March 13, 2023

Quartiles and Interquartile Range (IQR)

In statistics, quartiles divide a data set into 4 equal parts. The first, second, and third quartiles are denoted by \(Q_1\), \(Q_2\), and \(Q_3\).

The interquartile range (IQR) is defined as \[\text{IQR} = Q_3 - Q_1\] where \(Q_3\) is the 75th percentile and \(Q_1\) is the 25th percentile.

The IQR represents where 50% of the data is found and where the median is located in a data set.

Finding each quartile

In order to find each quartile you must

  1. Rearrange the data set in ascending order
  2. The second quartile is the median of the ordered data set.
  3. Divide the data set into two halves - the lower half observation and upper half observations
  4. The first quartile is the median of the lower half observations and the third quartile is the median of the upper half observations.

Box Plots

A box plot (sometimes referred to as a box and whiskers plot) is used in order to show the distribution of data and represent the different quartiles.

The box in the middle of a box plot represents the IQR, which is where 50% of data lies within. The line in the middle of the box represents the median of the data set.

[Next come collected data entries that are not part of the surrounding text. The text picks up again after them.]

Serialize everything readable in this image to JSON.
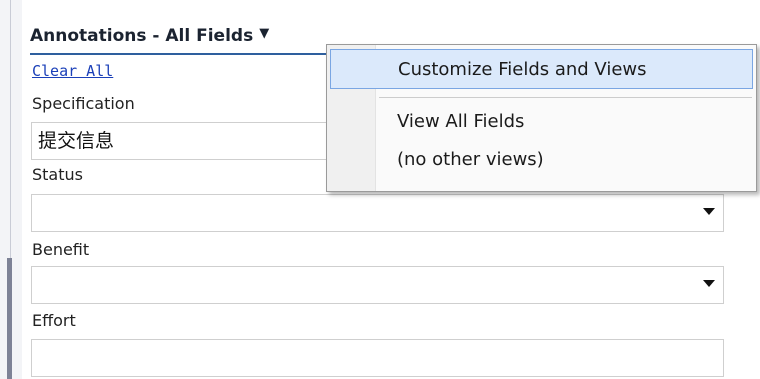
{
  "panel": {
    "title": "Annotations - All Fields",
    "dropdown_arrow": "▼",
    "clear_all": "Clear All"
  },
  "fields": [
    {
      "label": "Specification",
      "value": "提交信息",
      "type": "text"
    },
    {
      "label": "Status",
      "value": "",
      "type": "select"
    },
    {
      "label": "Benefit",
      "value": "",
      "type": "select"
    },
    {
      "label": "Effort",
      "value": "",
      "type": "text"
    }
  ],
  "menu": {
    "items": [
      "Customize Fields and Views",
      "View All Fields"
    ],
    "note": "(no other views)"
  },
  "colors": {
    "accent_line": "#2e5f9e",
    "link": "#1a3fb8",
    "menu_highlight": "#dbe9fb"
  }
}
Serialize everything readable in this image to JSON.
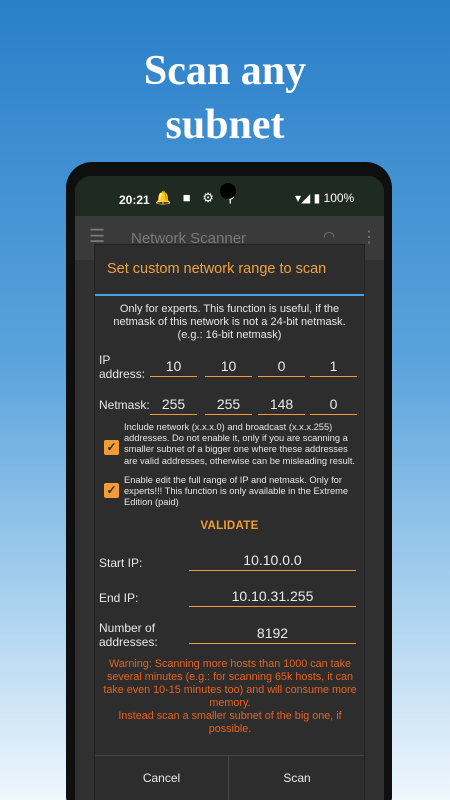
{
  "hero": {
    "line1": "Scan any",
    "line2": "subnet"
  },
  "statusbar": {
    "time": "20:21",
    "icons_left": "🔔 ■ ⚙ ⚲",
    "battery": "▾◢ ▮ 100%",
    "icon_names": [
      "notification-bell-icon",
      "square-icon",
      "settings-icon",
      "location-icon",
      "wifi-icon",
      "signal-icon",
      "battery-icon"
    ]
  },
  "appbar": {
    "title": "Network Scanner",
    "menu_glyph": "☰",
    "wifi_glyph": "◠",
    "more_glyph": "⋮"
  },
  "dialog": {
    "title": "Set custom network range to scan",
    "intro": "Only for experts. This function is useful, if the netmask of this network is not a 24-bit netmask. (e.g.: 16-bit netmask)",
    "ip_label_1": "IP",
    "ip_label_2": "address:",
    "ip_octets": [
      "10",
      "10",
      "0",
      "1"
    ],
    "netmask_label": "Netmask:",
    "netmask_octets": [
      "255",
      "255",
      "148",
      "0"
    ],
    "check1": {
      "checked": true,
      "text": "Include network (x.x.x.0) and broadcast (x.x.x.255) addresses. Do not enable it, only if you are scanning a smaller subnet of a bigger one where these addresses are valid addresses, otherwise can be misleading result."
    },
    "check2": {
      "checked": true,
      "text": "Enable edit the full range of IP and netmask. Only for experts!!! This function is only available in the Extreme Edition (paid)"
    },
    "validate_label": "VALIDATE",
    "start_ip_label": "Start IP:",
    "start_ip": "10.10.0.0",
    "end_ip_label": "End IP:",
    "end_ip": "10.10.31.255",
    "num_label_1": "Number of",
    "num_label_2": "addresses:",
    "num_addresses": "8192",
    "warning": "Warning: Scanning more hosts than 1000 can take several minutes (e.g.: for scanning 65k hosts, it can take even 10-15 minutes too) and will consume more memory.",
    "warning2": "Instead scan a smaller subnet of the big one, if possible.",
    "cancel_label": "Cancel",
    "scan_label": "Scan"
  },
  "colors": {
    "accent": "#f39c33",
    "divider": "#3ea8e6",
    "warning": "#e8621e"
  }
}
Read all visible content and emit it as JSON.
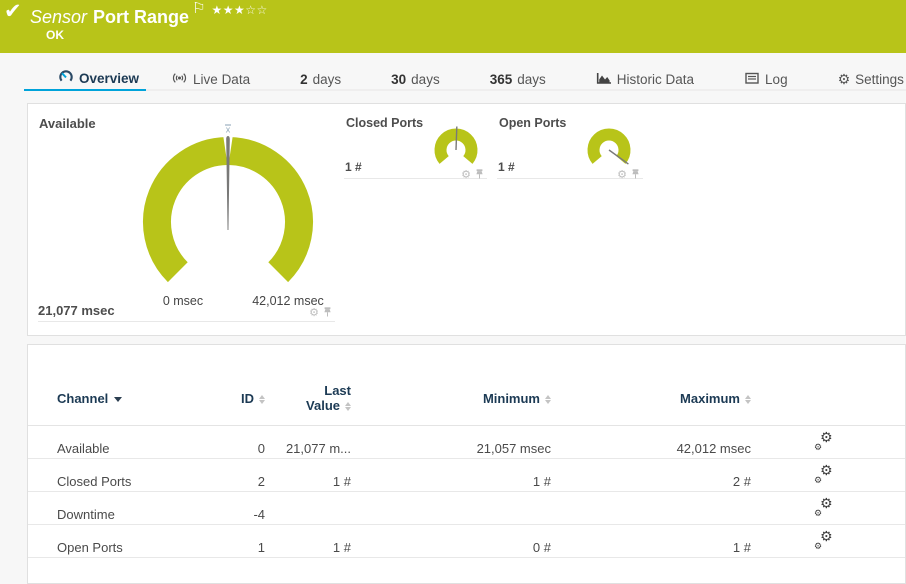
{
  "header": {
    "kind_label": "Sensor",
    "title": "Port Range",
    "status": "OK",
    "rating": {
      "filled": 3,
      "total": 5,
      "stars_filled": "★★★",
      "stars_empty": "☆☆"
    }
  },
  "tabs": [
    {
      "label": "Overview",
      "icon": "gauge-icon",
      "active": true
    },
    {
      "label": "Live Data",
      "icon": "broadcast-icon"
    },
    {
      "strong": "2",
      "label": "days"
    },
    {
      "strong": "30",
      "label": "days"
    },
    {
      "strong": "365",
      "label": "days"
    },
    {
      "label": "Historic Data",
      "icon": "area-chart-icon"
    },
    {
      "label": "Log",
      "icon": "log-icon"
    },
    {
      "label": "Settings",
      "icon": "gear-icon"
    }
  ],
  "gauges": {
    "arc_color": "#b8c419",
    "needle_color": "#797978",
    "available": {
      "label": "Available",
      "value": "21,077 msec",
      "min_label": "0 msec",
      "max_label": "42,012 msec",
      "mean_marker": "x",
      "needle_angle_deg": 0
    },
    "closed_ports": {
      "label": "Closed Ports",
      "value": "1 #",
      "needle_angle_deg": 2
    },
    "open_ports": {
      "label": "Open Ports",
      "value": "1 #",
      "needle_angle_deg": 126
    }
  },
  "table": {
    "columns": [
      {
        "label": "Channel",
        "sorted": "desc"
      },
      {
        "label": "ID"
      },
      {
        "label": "Last Value",
        "line1": "Last",
        "line2": "Value"
      },
      {
        "label": "Minimum"
      },
      {
        "label": "Maximum"
      },
      {
        "label": ""
      }
    ],
    "rows": [
      {
        "channel": "Available",
        "id": "0",
        "last": "21,077 m...",
        "min": "21,057 msec",
        "max": "42,012 msec"
      },
      {
        "channel": "Closed Ports",
        "id": "2",
        "last": "1 #",
        "min": "1 #",
        "max": "2 #"
      },
      {
        "channel": "Downtime",
        "id": "-4",
        "last": "",
        "min": "",
        "max": ""
      },
      {
        "channel": "Open Ports",
        "id": "1",
        "last": "1 #",
        "min": "0 #",
        "max": "1 #"
      }
    ]
  }
}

The end of each “whisker” represent the minimum and maximum value in a data set.

Creating Box Plot using ggplot2 and mtcars

ggplot (data = mtcars) +
  geom_boxplot(mapping = aes("var", mpg)) + xlab("") + ylab("Miles per Gallon") + 
  scale_x_discrete(breaks = NULL) +coord_flip()

Understanding mtcars box plot and outliner

From the box plot, we can determine that 50% of the cars in mtcars get an 16-23 miles per gallon. The minimum amount of miles per gallon a car gets is around 11 miles per gallon. The maximum amount of miles per gallon a car gets is around 33 miles per gallon

You’ll notice that there is a dot on the box plot. This dot represent an outlier in the data set, meaning that the observation is distant from the other observations in the data set. Recall that each quartile is determined by the median of the the respective half of the data set, meaning an outlier is significantly distant from the rest of the data set.

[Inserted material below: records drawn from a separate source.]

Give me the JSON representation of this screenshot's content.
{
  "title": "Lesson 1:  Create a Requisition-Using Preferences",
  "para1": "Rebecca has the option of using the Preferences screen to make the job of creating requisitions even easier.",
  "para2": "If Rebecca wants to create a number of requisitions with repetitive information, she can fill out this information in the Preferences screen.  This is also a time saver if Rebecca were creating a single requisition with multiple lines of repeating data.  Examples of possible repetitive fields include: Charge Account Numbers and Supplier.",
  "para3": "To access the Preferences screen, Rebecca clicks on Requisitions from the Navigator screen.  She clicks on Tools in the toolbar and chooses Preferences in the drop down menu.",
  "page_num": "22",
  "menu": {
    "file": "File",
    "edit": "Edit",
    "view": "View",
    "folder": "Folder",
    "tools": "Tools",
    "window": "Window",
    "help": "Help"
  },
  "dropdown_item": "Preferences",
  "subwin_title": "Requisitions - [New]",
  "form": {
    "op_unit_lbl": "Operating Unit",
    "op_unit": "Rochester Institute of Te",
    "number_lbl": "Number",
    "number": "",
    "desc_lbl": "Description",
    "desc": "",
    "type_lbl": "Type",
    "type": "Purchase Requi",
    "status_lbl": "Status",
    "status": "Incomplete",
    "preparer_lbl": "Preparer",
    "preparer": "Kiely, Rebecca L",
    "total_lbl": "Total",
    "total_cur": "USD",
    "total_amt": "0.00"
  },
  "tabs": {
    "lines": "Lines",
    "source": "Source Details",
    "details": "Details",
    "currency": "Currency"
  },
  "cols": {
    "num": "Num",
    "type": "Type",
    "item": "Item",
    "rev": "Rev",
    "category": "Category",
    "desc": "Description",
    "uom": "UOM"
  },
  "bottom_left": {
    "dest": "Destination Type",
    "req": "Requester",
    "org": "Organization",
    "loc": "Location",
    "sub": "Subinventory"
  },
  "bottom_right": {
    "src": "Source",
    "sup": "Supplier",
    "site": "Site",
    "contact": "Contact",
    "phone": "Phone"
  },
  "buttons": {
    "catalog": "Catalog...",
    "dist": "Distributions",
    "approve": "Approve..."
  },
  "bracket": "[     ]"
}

Outliers can be determined using the following formulas.

\(\text{Upper Limit} = Q_3 + 1.5(IQR)\)

\(\text{Lower Limit} = Q_1 - 1.5(IQR)\)

Any observation greater than the Upper Limit and smaller than the lower limit is considered an outlier.

Further visualizing outliers using mtcars data set.

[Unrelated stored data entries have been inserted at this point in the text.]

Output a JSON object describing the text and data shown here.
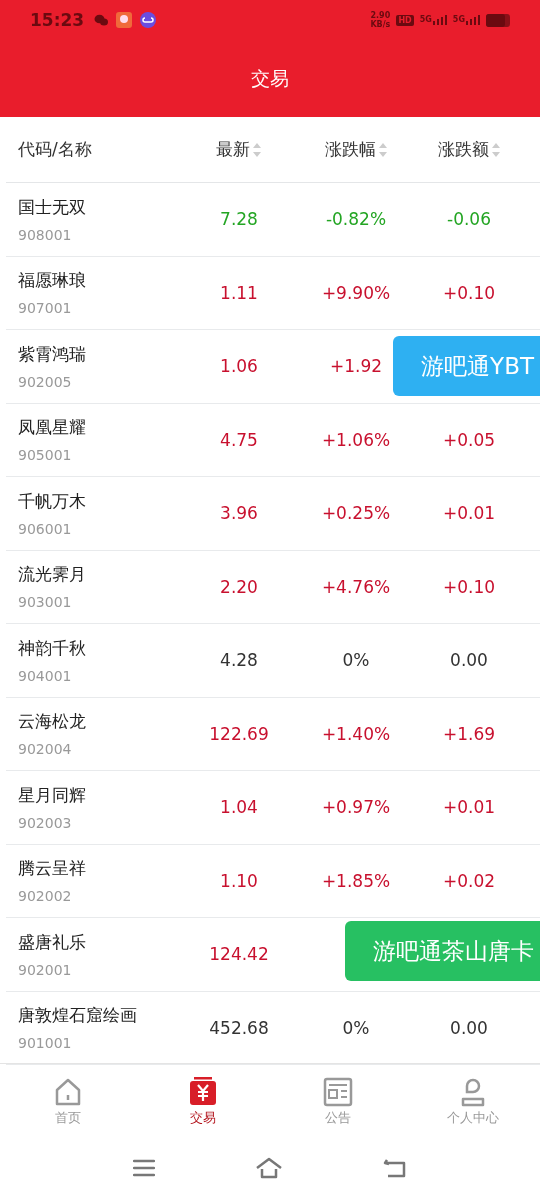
{
  "status_bar": {
    "time": "15:23",
    "speed": "2.90",
    "speed_unit": "KB/s",
    "hd": "HD",
    "signal_1": "5G",
    "signal_2": "5G"
  },
  "header": {
    "title": "交易"
  },
  "table": {
    "columns": [
      {
        "label": "代码/名称",
        "sortable": false
      },
      {
        "label": "最新",
        "sortable": true
      },
      {
        "label": "涨跌幅",
        "sortable": true
      },
      {
        "label": "涨跌额",
        "sortable": true
      }
    ],
    "rows": [
      {
        "name": "国士无双",
        "code": "908001",
        "price": "7.28",
        "change": "-0.82%",
        "amount": "-0.06",
        "kind": "down"
      },
      {
        "name": "福愿琳琅",
        "code": "907001",
        "price": "1.11",
        "change": "+9.90%",
        "amount": "+0.10",
        "kind": "up"
      },
      {
        "name": "紫霄鸿瑞",
        "code": "902005",
        "price": "1.06",
        "change": "+1.92",
        "kind": "up"
      },
      {
        "name": "凤凰星耀",
        "code": "905001",
        "price": "4.75",
        "change": "+1.06%",
        "amount": "+0.05",
        "kind": "up"
      },
      {
        "name": "千帆万木",
        "code": "906001",
        "price": "3.96",
        "change": "+0.25%",
        "amount": "+0.01",
        "kind": "up"
      },
      {
        "name": "流光霁月",
        "code": "903001",
        "price": "2.20",
        "change": "+4.76%",
        "amount": "+0.10",
        "kind": "up"
      },
      {
        "name": "神韵千秋",
        "code": "904001",
        "price": "4.28",
        "change": "0%",
        "amount": "0.00",
        "kind": "flat"
      },
      {
        "name": "云海松龙",
        "code": "902004",
        "price": "122.69",
        "change": "+1.40%",
        "amount": "+1.69",
        "kind": "up"
      },
      {
        "name": "星月同辉",
        "code": "902003",
        "price": "1.04",
        "change": "+0.97%",
        "amount": "+0.01",
        "kind": "up"
      },
      {
        "name": "腾云呈祥",
        "code": "902002",
        "price": "1.10",
        "change": "+1.85%",
        "amount": "+0.02",
        "kind": "up"
      },
      {
        "name": "盛唐礼乐",
        "code": "902001",
        "price": "124.42",
        "kind": "up"
      },
      {
        "name": "唐敦煌石窟绘画",
        "code": "901001",
        "price": "452.68",
        "change": "0%",
        "amount": "0.00",
        "kind": "flat"
      }
    ]
  },
  "floating_buttons": [
    {
      "label": "游吧通YBT",
      "color": "#2eb0f2"
    },
    {
      "label": "游吧通茶山唐卡",
      "color": "#27c062"
    }
  ],
  "bottom_nav": [
    {
      "label": "首页",
      "kind": "home",
      "selected": false
    },
    {
      "label": "交易",
      "kind": "yuan",
      "selected": true
    },
    {
      "label": "公告",
      "kind": "news",
      "selected": false
    },
    {
      "label": "个人中心",
      "kind": "person",
      "selected": false
    }
  ]
}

As you can see, if a car has 8 cylinders, the car is more likely to have outliers, meaning that there are cars that have an extremely low miles per gallon and extremly high miles per gallon compared to the rest of the data set.

Interactive Box Plot

This interactive box plot gives a five number summary, which consists of the minimum value, \(Q_1\), median, \(Q_3\), and maxium value. Additionally, the box plot gives the value of the outliers.